By the dry bed of the Barranco de los Santos and crouched amidst high rises and private homes stacked like domino stones, lays the pretty, horizontal cathedral Iglesia de la Concepcion; its slender and square belfry like a bastion overlooking the sea.
The indented chapels could use a lick of paint on the outside but on the inside the church is well kept, spacey and utterly hospitable. When Draga and I enter we find the congregation conducting a worship service. We scoot through the isles and sit down somewhere and listen to a friendly Father deliver his sermon. I have no idea what he’s saying but around me the world stands still and becomes reverent, and I look at the statues, the paintings and the impressive arches that hold up the ceiling.
I’m holding Draga’s hand. I want her to know that I understand that she belongs to a world that’s not made from steel and peeling paint, and that needs to be perpetually maintained at the price of human lives. She belongs to an eternity that, although it must be misunderstood by the merits of its nature, can be wholly enjoyed in silence and surrender.
After the service the congregation shuffles out and lingers by the entrance, chatting and laughing. I remain inside and take pictures of the statues (with flash because the lights go out as soon as the door opens). When we finally also exit, we walk quietly around the church. Near the belfry we find a plaque that says rather esoterically:
“Although it was built very slowly (XVIth - XVIIIth century) the temple presents a great unity of style. The first edifice, that today corresponds to the first part of the central nave, was a little, rectangular ground-plan church. Along the XVIIth and XVIIIth centuries other naves were added to it, changing the temple to the present church of five naves, transept with cupola and isle chapels.
The tile roofs with two and four slopes corresponds in the inside with the traditional Mudejar coffered ceilings. The walls are made with rubblework being the hewn stone only used in the corners of the edifice, in the tower and on the main facade on which a dark basalt is used. Outside the Canarian wooden balconies stand out, being considered a unique example of the architecture of the islands.”
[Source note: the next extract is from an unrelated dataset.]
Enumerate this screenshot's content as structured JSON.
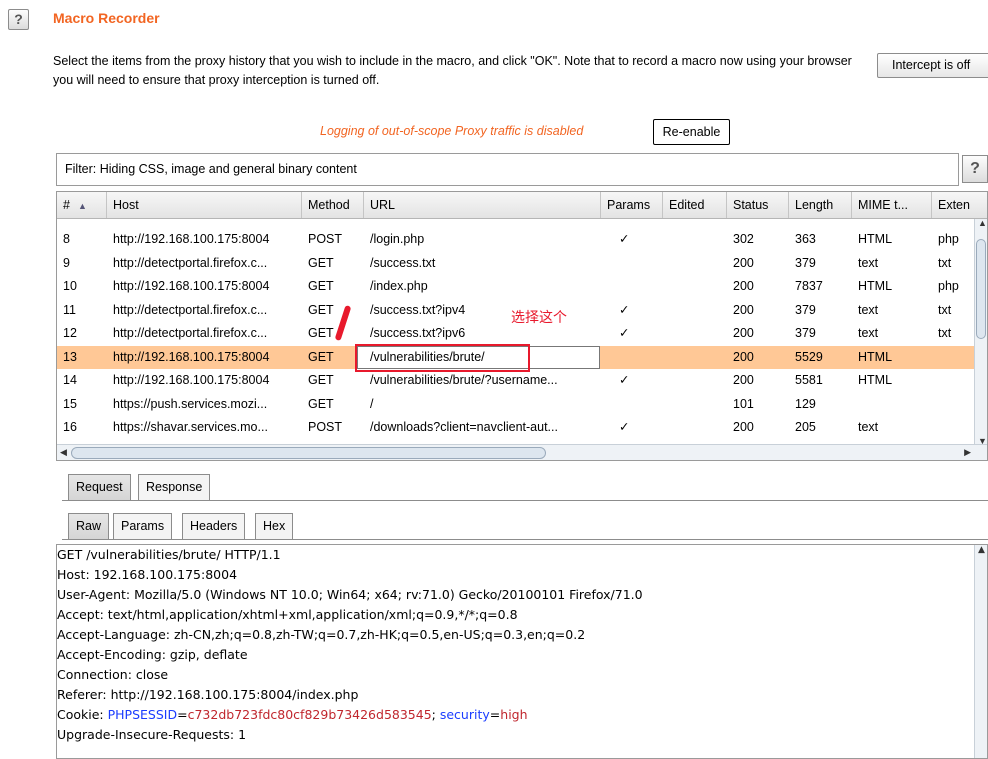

Whatever cultural significance this church may have for the Canarians, to us it was a brief symbol of safety, of being part of something that must evolve like all other things, but which was based on something eternal that will never go away. Draga and I are part of each other. Today we were part of the congregation of the Church of the Conception in Santa Cruz, Tenerife. We are part of the much larger Body of Christ, equally unfathomable and ultimate more mysterious and eternal. Standing hand in hand in front of this cathedral, to which we will probably never return, we realized that we were part of the great union of heaven and earth; a marriage that can never be described in any human language of logical system, but which defines us at large and at every tiny detail; from the purpose of our lives up to the level of everyday’s most quiet need.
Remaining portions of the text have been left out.